LM: Sensory cues are important to memory care. Very often designs will feature a display shelf or recessed pocket outside the unit to allow people to decorate their front door with things that remind them it’s home.

There’s segregation between people with and without memory problems. We could do better.

Can technology help?

CL: There is a lot technology and monitoring behind the design of senior facilities. Often everyone has a wearable: a bed monitor to see if someone has gotten up, and heart rate monitors for vitals while sleeping.

We’ve designed telemedicine suites and areas for senior facilities. Residents can have a one-on-one conversation with their doctor without a trip to the office.

LM: We have to find more ways to address these issues of aging, since there isn’t yet a medical solution to memory-related illnesses. As a profession we need to push ourselves to actively address senior housing as a policy. We need more community-based solutions, such as co-housing, since not a lot of people can afford to go to these places. It’s not just a tech fix, it’s a much more radical idea: People overlapping their lives.

INSPIRED ALTERNATIVES

Joel Sanders is a New York City-based architect.

MZ: A few years ago your firm was invited to design The Commons, a senior housing community in Palm Springs as part of BOOM. What does senior or assisted living mean when applied to the LGBT community?

Joel Sanders: Lately I’ve been looking into senior housing as it particularly impacts the LGBT community. As a bit of background information, there’s an organization called SAGE that recently issued a policy brief called Welcome Home: Improving Housing Security for LGBT Older Adults, and they are interested in housing initiatives. It argues that, in a nutshell, the question—not so much of an architectural question—is that there’s been enormous discrimination in the LGBT community, particularly in regards to the needs of people of color and increasingly transgender people, who tend to be even more discriminated against and in the lower-income bracket.

The report notes that despite all the advances that have been made against discrimination, this is an unrepresented constituency that needs to be considered, needs more protections, and needs more funding for LGBT-friendly housing.

In terms of architecture, how did the Palm Springs project address issues of aging?

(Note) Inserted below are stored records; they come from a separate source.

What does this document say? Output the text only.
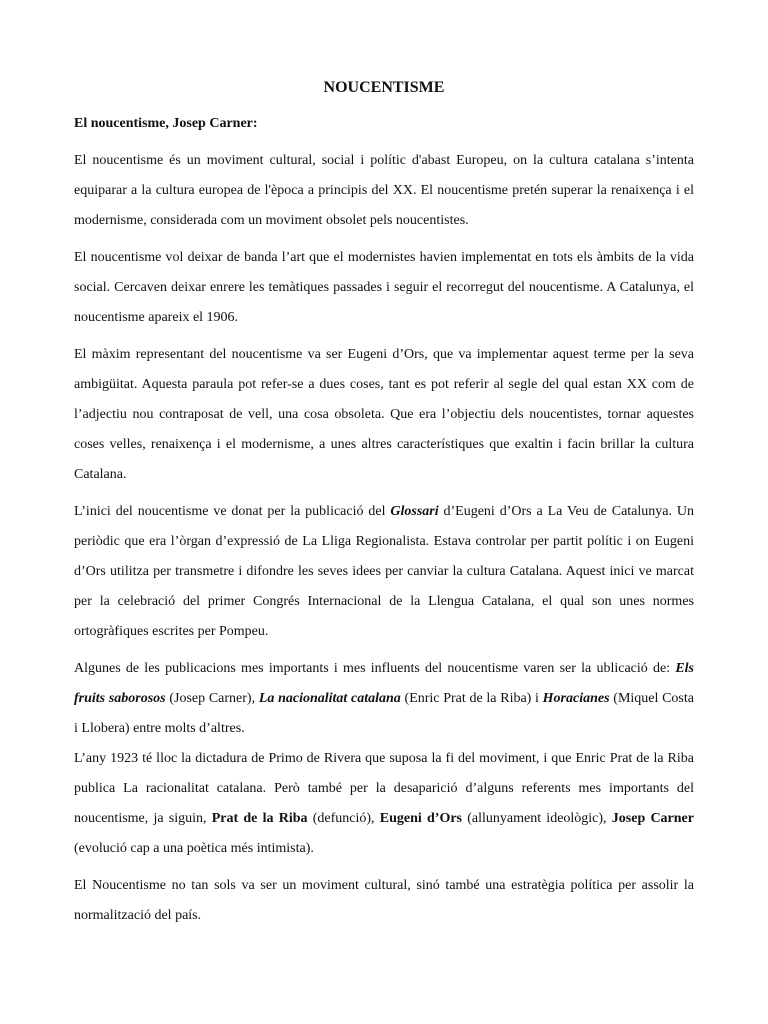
NOUCENTISME
El noucentisme, Josep Carner:

El noucentisme és un moviment cultural, social i polític d'abast Europeu, on la cultura catalana s’intenta equiparar a la cultura europea de l'època a principis del XX. El noucentisme pretén superar la renaixença i el modernisme, considerada com un moviment obsolet pels noucentistes.

El noucentisme vol deixar de banda l’art que el modernistes havien implementat en tots els àmbits de la vida social. Cercaven deixar enrere les temàtiques passades i seguir el recorregut del noucentisme. A Catalunya, el noucentisme apareix el 1906.

El màxim representant del noucentisme va ser Eugeni d’Ors, que va implementar aquest terme per la seva ambigüitat. Aquesta paraula pot refer-se a dues coses, tant es pot referir al segle del qual estan XX com de l’adjectiu nou contraposat de vell, una cosa obsoleta. Que era l’objectiu dels noucentistes, tornar aquestes coses velles, renaixença i el modernisme, a unes altres característiques que exaltin i facin brillar la cultura Catalana.

L’inici del noucentisme ve donat per la publicació del Glossari d’Eugeni d’Ors a La Veu de Catalunya. Un periòdic que era l’òrgan d’expressió de La Lliga Regionalista. Estava controlar per partit polític i on Eugeni d’Ors utilitza per transmetre i difondre les seves idees per canviar la cultura Catalana. Aquest inici ve marcat per la celebració del primer Congrés Internacional de la Llengua Catalana, el qual son unes normes ortogràfiques escrites per Pompeu.

Algunes de les publicacions mes importants i mes influents del noucentisme varen ser la ublicació de: Els fruits saborosos (Josep Carner), La nacionalitat catalana (Enric Prat de la Riba) i Horacianes (Miquel Costa i Llobera) entre molts d’altres.

L’any 1923 té lloc la dictadura de Primo de Rivera que suposa la fi del moviment, i que Enric Prat de la Riba publica La racionalitat catalana. Però també per la desaparició d’alguns referents mes importants del noucentisme, ja siguin, Prat de la Riba (defunció), Eugeni d’Ors (allunyament ideològic), Josep Carner (evolució cap a una poètica més intimista).

El Noucentisme no tan sols va ser un moviment cultural, sinó també una estratègia política per assolir la normalització del país.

Our scheme differed from traditional senior housing in that we were thinking about using landscape to link rather than separate the independent and assisted living. My research coincided with my own experience with my parents who, during this process, moved into an independent living facility and I was witnessing these issues firsthand.

We centered our design around a shared outdoor common space flanked by housing: the pool homes that are organized around a long lap pool and the garden homes, each of which have a sunken garden. What’s unique is that the assisted living facility isn’t hidden, it is the head of the project and we programmed it to be a community center and indoor gathering space. We wanted to directly challenge the anxiety and fear that comes with nursing homes.

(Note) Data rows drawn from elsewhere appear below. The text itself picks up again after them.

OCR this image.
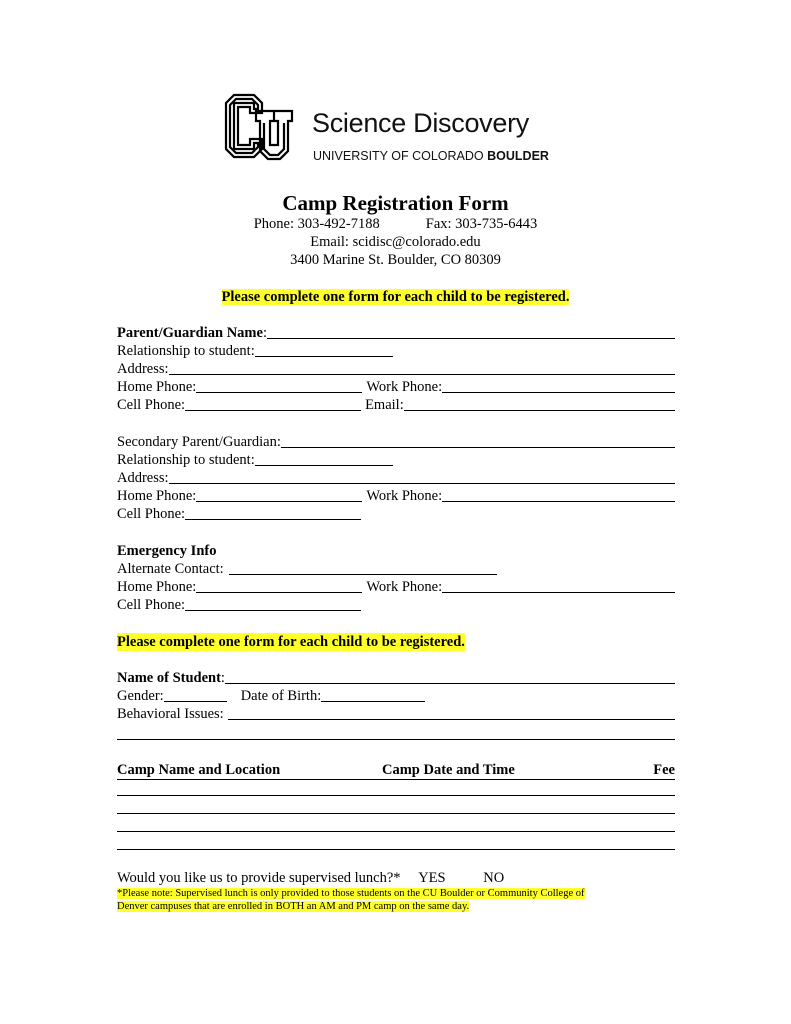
Science Discovery
UNIVERSITY OF COLORADO BOULDER
Camp Registration Form
Phone: 303-492-7188	Fax: 303-735-6443
Email: scidisc@colorado.edu
3400 Marine St. Boulder, CO 80309
Please complete one form for each child to be registered.
Parent/Guardian Name :
Relationship to student:
Address:
Home Phone:	Work Phone:
Cell Phone:	Email:
Secondary Parent/Guardian:
Relationship to student:
Address:
Home Phone:	Work Phone:
Cell Phone:
Emergency Info
Alternate Contact:
Home Phone:	Work Phone:
Cell Phone:
Please complete one form for each child to be registered.
Name of Student :
Gender:	Date of Birth:
Behavioral Issues:
Camp Name and Location	Camp Date and Time	Fee
Would you like us to provide supervised lunch?* YES	NO
*Please note: Supervised lunch is only provided to those students on the CU Boulder or Community College of
Denver campuses that are enrolled in BOTH an AM and PM camp on the same day.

With the homes, we designed flexible unit types that would accommodate alternative families. The two types were inspired by mainstream media: The TV show Golden Girls, which illustrated people living together as roommates, and the other model was the movie The Birdcage, since increasingly LGBT people have extended families.

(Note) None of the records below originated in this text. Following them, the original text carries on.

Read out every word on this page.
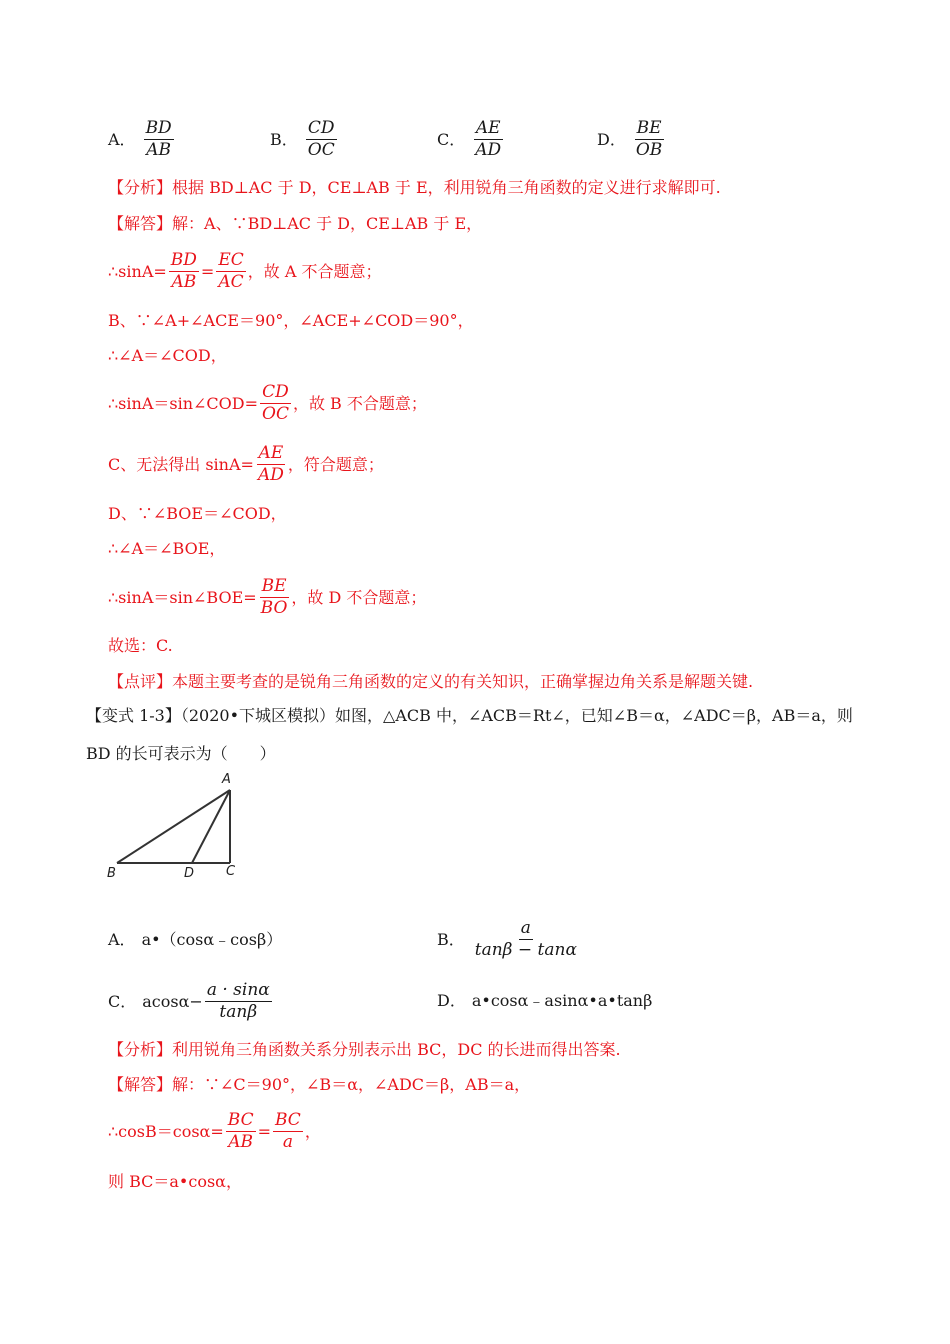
A． $\frac{BD}{AB}$	B． $\frac{CD}{OC}$	C． $\frac{AE}{AD}$	D． $\frac{BE}{OB}$
【分析】根据 BD⊥AC 于 D，CE⊥AB 于 E，利用锐角三角函数的定义进行求解即可.
【解答】解：A、∵BD⊥AC 于 D，CE⊥AB 于 E，
∴sinA= $\frac{BD}{AB} = \frac{EC}{AC}$ ，故 A 不合题意；
B、∵∠A+∠ACE＝90°，∠ACE+∠COD＝90°，
∴∠A＝∠COD，
∴sinA＝sin∠COD= $\frac{CD}{OC}$ ，故 B 不合题意；
C、无法得出 $\sin A= \frac{AE}{AD}$ ，符合题意；
D、∵∠BOE＝∠COD，
∴∠A＝∠BOE，
∴sinA＝sin∠BOE= $\frac{BE}{BO}$ ，故 D 不合题意；
故选：C.
【点评】本题主要考查的是锐角三角函数的定义的有关知识，正确掌握边角关系是解题关键.
【变式 1-3】（2020•下城区模拟）如图，△ACB 中，∠ACB＝Rt∠，已知∠B＝α，∠ADC＝β，AB＝a，则
BD 的长可表示为（　　）
A
B	C
D
A． a•（cosα﹣cosβ）	B． $\frac{a}{\tan\beta - \tan\alpha}$
C． $acos\alpha- \frac{a \cdot \sin\alpha}{\tan\beta}$	D． a•cosα﹣asinα•a•tanβ
【分析】利用锐角三角函数关系分别表示出 BC，DC 的长进而得出答案.
【解答】解：∵∠C＝90°，∠B＝α，∠ADC＝β，AB＝a，
∴cosB＝cosα= $\frac{BC}{AB} = \frac{BC}{a}$ ，
则 BC＝a•cosα，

It seems that designing for the LGBT community points to new innovations for senior living.

While this was designed with a specifically LGBT community in mind, I’d like to think that the design approach we used could apply to a diverse group of seniors of all different stripes. We were thinking about community within the unit as opposed to thinking about it as a room where you go to die.

It was an LGBT perspective that allowed us to think out of the box about new typologies, but these ideas are universal. All housing should address ecological, social, technological needs. When we really look at the specific needs of what might seem like exceptional demographics, like college kids or seniors, we see something that all of us increasingly want over the course of our whole lives.